Remember: Medicine-X… is for everyone. Everyone who participates in Medicine X — whether in person or online — is there for similar reasons: We believe our stories can make a difference; we recognize the potential technology has to improve healthcare—to improve patient outcomes; to change the way we think of–and manage–our own stories that involve chronic disease or another circumstance that has caused us to more deeply invest in healthcare; in changing our own outcomes and interactions within our care. And we all believe that we can be part of a bigger story, where the patient truly becomes the centre of care—not the system.
I guarantee Twitter will be on fire, so if you’re watching from home [or work… Not that I’m encouraging that :].], ensure you jump on that before the conference if you’re unfamiliar. [My soon-to-be-roommate, Karen, even tweeted last year in both Spanish and English—clearly she is magic. She’s also a sport psychologist and also has asthma, so we were totally meant to be roommates and I’m beyond excited to meet her.] And, while I could tell you what I’m excited for on the main stage, we might be here all day: so check out the program here and get stoked yourself!
Curious? Check it out. Register. [Remember, it’s free.]
And if you have questions, ask away below, or on twitter at #medx—we’ll help you out.

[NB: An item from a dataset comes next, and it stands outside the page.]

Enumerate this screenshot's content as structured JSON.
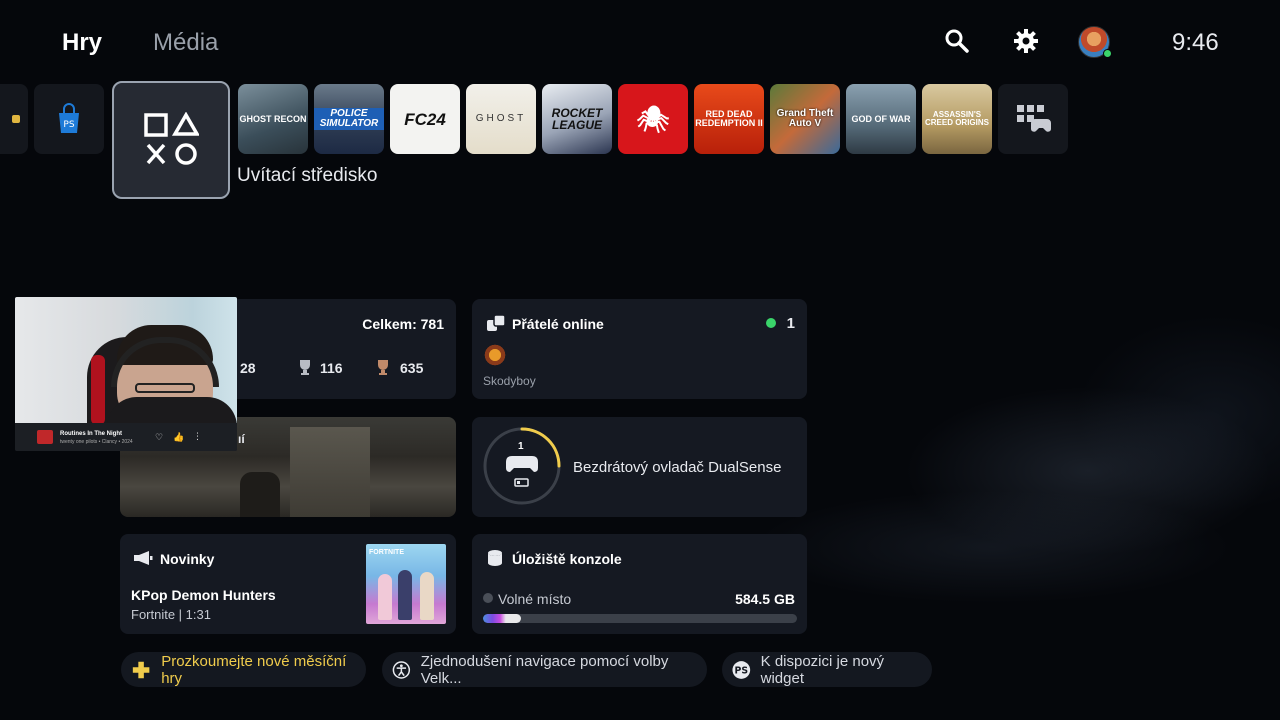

*Access to technology among providers in the Western world probably varies much on your geography/medical system. Just because it’s available, doesn’t mean that—for example—iPads are popping up in Canadian hospitals. Here in Winnipeg, electronic charting is sometimes either a) a new thing, or b) not even happening yet. Which is among reasons why having international input and attendance at these conferences is so important: we can’t improve care through technology we don’t have access to—and, beyond financial constraints, knowledge of value in application is the other huge barrier to integrating technology to improve patient care, or improve the lives of all people. Knowing what I know, I shouldn’t have been shocked when my new-ish gynaecologist, Alaa, pulled up my pathology report on his computer at my first appointment. And I should probably stop being so shocked when I find someone I know wearing a Fitbit or using MyFitnessPal. And, for those of you Canadians who are in this boat with me, don’t worry: there are a handful of Canadians in the crowd, and we’ll do our best to get our voices out there, too.